MAPit workflow. (A) In live cells, chromatin structures vary between loci and between copies of the same locus. Here, the upper sequence copy is unmethylated and unbound by protein. The lower has one CG site methylated on both strands and is in a closed chromatin domain, such as a nucleosome, indicated by shading. (B) Cells are lysed while nuclear integrity is preserved. Treatment with recombinant M.CviPI causes methylation of accessible GC sites. (C) Genomic DNA is extracted and treated with bisulfite.

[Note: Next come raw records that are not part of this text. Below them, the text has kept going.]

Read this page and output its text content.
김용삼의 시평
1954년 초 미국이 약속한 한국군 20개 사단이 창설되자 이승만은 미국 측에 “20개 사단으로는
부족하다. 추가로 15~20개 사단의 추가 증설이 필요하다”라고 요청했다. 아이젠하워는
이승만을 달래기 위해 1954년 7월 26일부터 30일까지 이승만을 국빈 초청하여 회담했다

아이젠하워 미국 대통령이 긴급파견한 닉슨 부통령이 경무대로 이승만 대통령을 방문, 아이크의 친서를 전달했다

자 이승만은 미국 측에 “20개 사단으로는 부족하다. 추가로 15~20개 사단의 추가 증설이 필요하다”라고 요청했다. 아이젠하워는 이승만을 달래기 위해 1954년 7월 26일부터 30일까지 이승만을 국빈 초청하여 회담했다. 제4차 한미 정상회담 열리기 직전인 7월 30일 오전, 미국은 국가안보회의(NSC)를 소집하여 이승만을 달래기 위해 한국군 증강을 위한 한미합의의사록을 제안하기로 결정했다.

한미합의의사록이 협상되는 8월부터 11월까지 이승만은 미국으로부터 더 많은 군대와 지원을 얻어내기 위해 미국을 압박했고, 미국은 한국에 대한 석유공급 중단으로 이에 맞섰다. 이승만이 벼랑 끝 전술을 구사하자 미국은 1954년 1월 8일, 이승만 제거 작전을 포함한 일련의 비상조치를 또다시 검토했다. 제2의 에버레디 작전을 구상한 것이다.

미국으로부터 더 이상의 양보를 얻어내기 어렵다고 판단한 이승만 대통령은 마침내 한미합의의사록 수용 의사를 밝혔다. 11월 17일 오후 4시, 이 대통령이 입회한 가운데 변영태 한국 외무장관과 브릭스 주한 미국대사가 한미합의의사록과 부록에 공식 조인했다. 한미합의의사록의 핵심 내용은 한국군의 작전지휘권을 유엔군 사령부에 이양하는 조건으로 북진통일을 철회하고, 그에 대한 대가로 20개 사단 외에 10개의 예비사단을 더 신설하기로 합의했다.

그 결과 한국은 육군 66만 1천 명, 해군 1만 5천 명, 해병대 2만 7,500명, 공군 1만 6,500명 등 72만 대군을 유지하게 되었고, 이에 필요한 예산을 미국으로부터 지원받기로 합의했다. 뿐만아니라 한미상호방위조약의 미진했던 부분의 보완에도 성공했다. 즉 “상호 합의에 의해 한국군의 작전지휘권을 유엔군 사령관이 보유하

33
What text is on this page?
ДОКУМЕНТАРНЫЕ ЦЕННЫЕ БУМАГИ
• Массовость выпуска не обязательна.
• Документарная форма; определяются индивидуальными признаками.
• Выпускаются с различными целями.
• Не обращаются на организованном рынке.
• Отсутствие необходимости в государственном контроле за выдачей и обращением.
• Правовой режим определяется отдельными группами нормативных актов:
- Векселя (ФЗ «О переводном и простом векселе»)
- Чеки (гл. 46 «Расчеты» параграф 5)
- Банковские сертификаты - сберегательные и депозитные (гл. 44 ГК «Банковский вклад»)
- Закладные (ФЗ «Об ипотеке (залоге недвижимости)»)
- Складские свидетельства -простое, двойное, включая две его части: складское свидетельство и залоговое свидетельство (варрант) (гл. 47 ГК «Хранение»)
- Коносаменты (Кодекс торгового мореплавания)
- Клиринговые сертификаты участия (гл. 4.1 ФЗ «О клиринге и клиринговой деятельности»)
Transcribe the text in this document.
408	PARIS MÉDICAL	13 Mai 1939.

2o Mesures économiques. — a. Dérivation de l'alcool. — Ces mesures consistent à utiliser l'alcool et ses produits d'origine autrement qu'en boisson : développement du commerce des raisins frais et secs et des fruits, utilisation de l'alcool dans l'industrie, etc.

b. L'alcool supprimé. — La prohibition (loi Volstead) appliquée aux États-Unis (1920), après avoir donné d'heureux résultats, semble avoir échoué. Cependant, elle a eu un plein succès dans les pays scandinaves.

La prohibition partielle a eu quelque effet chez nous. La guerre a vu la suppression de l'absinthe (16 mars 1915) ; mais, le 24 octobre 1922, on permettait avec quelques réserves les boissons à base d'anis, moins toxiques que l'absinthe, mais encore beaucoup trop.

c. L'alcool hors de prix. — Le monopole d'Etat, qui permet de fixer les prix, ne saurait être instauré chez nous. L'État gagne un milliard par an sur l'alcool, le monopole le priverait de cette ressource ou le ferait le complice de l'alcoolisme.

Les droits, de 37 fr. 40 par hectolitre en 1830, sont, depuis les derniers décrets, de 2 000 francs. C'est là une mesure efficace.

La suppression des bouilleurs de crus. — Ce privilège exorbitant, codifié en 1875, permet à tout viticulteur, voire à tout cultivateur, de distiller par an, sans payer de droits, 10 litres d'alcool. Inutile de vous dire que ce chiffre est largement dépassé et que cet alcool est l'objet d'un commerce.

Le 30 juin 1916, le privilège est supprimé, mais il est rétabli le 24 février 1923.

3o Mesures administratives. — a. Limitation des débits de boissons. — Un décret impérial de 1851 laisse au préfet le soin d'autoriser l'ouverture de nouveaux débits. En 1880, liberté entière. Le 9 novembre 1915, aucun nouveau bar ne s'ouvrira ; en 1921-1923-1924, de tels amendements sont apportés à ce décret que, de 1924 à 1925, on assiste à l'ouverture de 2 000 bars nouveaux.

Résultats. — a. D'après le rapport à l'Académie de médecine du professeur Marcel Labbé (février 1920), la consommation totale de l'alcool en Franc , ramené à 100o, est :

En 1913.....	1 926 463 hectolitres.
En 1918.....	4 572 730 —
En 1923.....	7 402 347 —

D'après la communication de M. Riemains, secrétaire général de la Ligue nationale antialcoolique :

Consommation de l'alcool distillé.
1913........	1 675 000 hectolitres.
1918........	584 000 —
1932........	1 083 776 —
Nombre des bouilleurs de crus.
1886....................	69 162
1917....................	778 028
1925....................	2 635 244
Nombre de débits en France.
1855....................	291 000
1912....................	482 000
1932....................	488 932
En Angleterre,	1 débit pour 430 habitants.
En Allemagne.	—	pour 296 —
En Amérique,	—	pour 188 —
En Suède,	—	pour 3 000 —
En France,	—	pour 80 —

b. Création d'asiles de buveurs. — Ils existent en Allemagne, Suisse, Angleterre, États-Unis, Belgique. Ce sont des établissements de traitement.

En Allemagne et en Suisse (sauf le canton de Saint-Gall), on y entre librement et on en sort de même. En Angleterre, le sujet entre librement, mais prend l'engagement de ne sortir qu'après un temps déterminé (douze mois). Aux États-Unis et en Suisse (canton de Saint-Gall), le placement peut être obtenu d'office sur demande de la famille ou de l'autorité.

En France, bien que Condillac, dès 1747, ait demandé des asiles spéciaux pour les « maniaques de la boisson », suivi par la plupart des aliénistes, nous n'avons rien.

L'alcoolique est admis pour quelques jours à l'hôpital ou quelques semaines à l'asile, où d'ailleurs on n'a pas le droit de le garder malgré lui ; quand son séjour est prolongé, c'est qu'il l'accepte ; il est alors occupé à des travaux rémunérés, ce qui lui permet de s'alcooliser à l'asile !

Unmethylated cytosine deaminates to sulfonyluracil, becoming uracil upon alkaline desulfonation. Methylated cytosine is unaffected. (D) In two rounds of amplification of the bottom molecule shown in (C), uracil is replaced with thymine, indicated in lower case. (E) Each sequence of an individual DNA molecule records its methylation pattern, that is, chromatin state, specifically, endogenous CG methylation in (A) and accessibility to GC M.CviPI in (B). The DNA sequences shown correspond to the two molecules of (C). (F) After deep sequencing, methylation information is extracted to make structure plots. (G) An assay that measures bulk accessibility at the two GC sites would not report the correlation between them seen when visualizing single molecules from a population as in (F).